Всю жизнь мы мечемся, ища, пытаясь назвать то немногое, ради чего живём.



И упорно сопротивляемся тому, что не есть мечта. И как же удивляемся, рано или поздно, понимая, что всю жизнь только готовились к смерти.

 

Вам знакома упругая уверенность в теле, дающая возможность совершить всё, что заблагорассудится? А пророческая ясность ума - когда все слова и поступки других людей становятся предсказуемыми и управляемыми? А ощущения жизни - наполняющейся только тем, что понастоящему важно и необходимо? Если да - то вы меня поймёте.

 

За полночь я вернулся в таверну, где разговаривал с Гасконцем, нашёл его. Оказалось, он там же и остановился. И появившись перед ним, зажав в охапке дюжину бутылок лучшего бургунского вина, сказал: «я, согласен».

 

Что мне было труднее - управлять людьми, выстраивая правильную организацию армии, способной позаботиться о себе до битвы и победить в битве, или заставить людей принять мою волю? Неверно и то, и другое. Возглавив восстание, я окунулся в среду, где знакомое переплеталось с незнакомым.

По прошлому опыту я знал - дисциплина основывается на корысти и страхе смерти, здесь не было ни того, ни другого. Всё заменила идея свободы, и относительно её каждый считал себя полководцем, точно зная, как нужно делать то дело, что называлось восстанием.

Были и наказания, и дуэли, и даже казни, но что значит смерть по сравнению с тем, что двигало нами? Свобода, разрешение старых обид, возможность занять в новом мире то место, которого ты достоин или думаешь, что достоин.

Сейчас я не помню, что для меня случалось чаще - два часа спокойного сна или две дуэли за день с теми, кто свободу воспринимал слишком буквально, отказываясь выполнять мои распоряжения и приказы. Но хорошо помню, что в первые месяцы восстания не было ни одного предателя. Они появились потом, когда первая эйфория сменилась необходимостью тяжкого солдатского труда.

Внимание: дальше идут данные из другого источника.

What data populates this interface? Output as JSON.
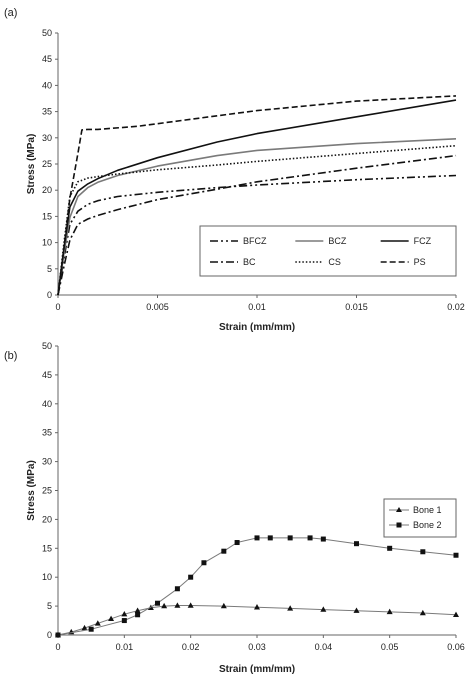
{
  "colors": {
    "black": "#111111",
    "gray": "#7a7a7a",
    "axis": "#666666",
    "text": "#222222"
  },
  "chart_data": [
    {
      "panel_label": "(a)",
      "type": "line",
      "xlabel": "Strain (mm/mm)",
      "ylabel": "Stress (MPa)",
      "xlim": [
        0,
        0.02
      ],
      "ylim": [
        0,
        50
      ],
      "xticks": [
        0,
        0.005,
        0.01,
        0.015,
        0.02
      ],
      "xtick_labels": [
        "0",
        "0.005",
        "0.01",
        "0.015",
        "0.02"
      ],
      "yticks": [
        0,
        5,
        10,
        15,
        20,
        25,
        30,
        35,
        40,
        45,
        50
      ],
      "ytick_labels": [
        "0",
        "5",
        "10",
        "15",
        "20",
        "25",
        "30",
        "35",
        "40",
        "45",
        "50"
      ],
      "grid": false,
      "legend_position": "lower-right",
      "series": [
        {
          "name": "BFCZ",
          "line_style": "dash-dot-dot",
          "color": "black",
          "x": [
            0,
            0.0003,
            0.0006,
            0.001,
            0.0015,
            0.002,
            0.003,
            0.005,
            0.008,
            0.01,
            0.015,
            0.02
          ],
          "y": [
            0,
            7,
            13.5,
            16,
            17.3,
            18,
            18.8,
            19.6,
            20.5,
            21,
            22,
            22.8
          ]
        },
        {
          "name": "BCZ",
          "line_style": "solid",
          "color": "gray",
          "x": [
            0,
            0.0003,
            0.0006,
            0.001,
            0.0015,
            0.002,
            0.003,
            0.005,
            0.008,
            0.01,
            0.015,
            0.02
          ],
          "y": [
            0,
            8,
            14.8,
            18.8,
            20.5,
            21.5,
            22.8,
            24.6,
            26.6,
            27.6,
            28.9,
            29.8
          ]
        },
        {
          "name": "FCZ",
          "line_style": "solid",
          "color": "black",
          "x": [
            0,
            0.0003,
            0.0006,
            0.001,
            0.0015,
            0.002,
            0.003,
            0.005,
            0.008,
            0.01,
            0.015,
            0.02
          ],
          "y": [
            0,
            9,
            16.8,
            19.8,
            21.2,
            22.2,
            23.8,
            26.2,
            29.2,
            30.8,
            34,
            37.2
          ]
        },
        {
          "name": "BC",
          "line_style": "dash-dot",
          "color": "black",
          "x": [
            0,
            0.0003,
            0.0006,
            0.001,
            0.0015,
            0.002,
            0.003,
            0.005,
            0.008,
            0.01,
            0.015,
            0.02
          ],
          "y": [
            0,
            5.5,
            10.5,
            13.5,
            14.5,
            15.2,
            16.3,
            18.2,
            20.2,
            21.6,
            24.2,
            26.6
          ]
        },
        {
          "name": "CS",
          "line_style": "dotted",
          "color": "black",
          "x": [
            0,
            0.0003,
            0.0006,
            0.001,
            0.0015,
            0.002,
            0.003,
            0.005,
            0.008,
            0.01,
            0.015,
            0.02
          ],
          "y": [
            0,
            10,
            18.8,
            21.6,
            22.3,
            22.6,
            23.1,
            23.9,
            24.8,
            25.5,
            27,
            28.5
          ]
        },
        {
          "name": "PS",
          "line_style": "dashed",
          "color": "black",
          "x": [
            0,
            0.0003,
            0.0006,
            0.001,
            0.0012,
            0.0015,
            0.002,
            0.004,
            0.008,
            0.01,
            0.015,
            0.02
          ],
          "y": [
            0,
            9,
            18.5,
            27,
            31.5,
            31.6,
            31.6,
            32.2,
            34.2,
            35.2,
            37,
            38
          ]
        }
      ]
    },
    {
      "panel_label": "(b)",
      "type": "line",
      "xlabel": "Strain (mm/mm)",
      "ylabel": "Stress (MPa)",
      "xlim": [
        0,
        0.06
      ],
      "ylim": [
        0,
        50
      ],
      "xticks": [
        0,
        0.01,
        0.02,
        0.03,
        0.04,
        0.05,
        0.06
      ],
      "xtick_labels": [
        "0",
        "0.01",
        "0.02",
        "0.03",
        "0.04",
        "0.05",
        "0.06"
      ],
      "yticks": [
        0,
        5,
        10,
        15,
        20,
        25,
        30,
        35,
        40,
        45,
        50
      ],
      "ytick_labels": [
        "0",
        "5",
        "10",
        "15",
        "20",
        "25",
        "30",
        "35",
        "40",
        "45",
        "50"
      ],
      "grid": false,
      "legend_position": "right",
      "series": [
        {
          "name": "Bone 1",
          "marker": "triangle",
          "color": "black",
          "x": [
            0,
            0.002,
            0.004,
            0.006,
            0.008,
            0.01,
            0.012,
            0.014,
            0.016,
            0.018,
            0.02,
            0.025,
            0.03,
            0.035,
            0.04,
            0.045,
            0.05,
            0.055,
            0.06
          ],
          "y": [
            0,
            0.5,
            1.2,
            2,
            2.8,
            3.6,
            4.2,
            4.7,
            5,
            5.1,
            5.1,
            5,
            4.8,
            4.6,
            4.4,
            4.2,
            4,
            3.8,
            3.5
          ]
        },
        {
          "name": "Bone 2",
          "marker": "square",
          "color": "black",
          "x": [
            0,
            0.005,
            0.01,
            0.012,
            0.015,
            0.018,
            0.02,
            0.022,
            0.025,
            0.027,
            0.03,
            0.032,
            0.035,
            0.038,
            0.04,
            0.045,
            0.05,
            0.055,
            0.06
          ],
          "y": [
            0,
            1,
            2.5,
            3.5,
            5.5,
            8,
            10,
            12.5,
            14.5,
            16,
            16.8,
            16.8,
            16.8,
            16.8,
            16.6,
            15.8,
            15,
            14.4,
            13.8
          ]
        }
      ]
    }
  ]
}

С самого начала подготовки восстания мы с Гасконцем (так я навсегда прозвал того, кто получил моё согласие возглавить бунтовщиков) решили отказаться от разъездов, связанных с ними денежных, временных затрат и риска быть схваченными. Мы начали свою деятельность по привлечению на свою сторону людей и денег с того городка в центре Гаскони, где встретились, и который традиционно только терпел королевскую власть. Трактир, где жил я и мой первый генерал Гасконец, стал штабом. Сюда приходили люди и разъезжались по стране, развозя письма, приказы и деньги. Кстати, деньги появились уже на второй день.

 

Принято считать гасконцев небогатыми людьми, но только сами гасконцы знают, что за этим мнением окружающих - горы горшков с золотом и серебром, добытых поколениями разбоев и войн по всей Европе и Британии. Эти деньги стали нашими.

Делегация старейших родов, посетившая штаб, то есть меня и моего единственного, на тот момент, соратника, заверила в своей преданности (в чём я не усомнился ни разу), готовности встать в строй (что тоже подтвердилось) и намерение финансировать предприятие, затеянное мной.

 

Перво-наперво мы разработали план восстания. Определили цели и задачи каждого этапа и, исходя из этого, стало ясно, с чего начать, сколько нужно людей и где.

Устраивая организацию как полноценный живой организм, способный к развитию и подчинённый единому управлению, мы тщательно отбирали конкретных исполнителей и руководителей промежуточных звеньев. Создавали воззвания и петиции, чтобы привлечь на нашу сторону не просто людей, а тех, кто был нам близок, понятен, обладал необходимыми знаниями.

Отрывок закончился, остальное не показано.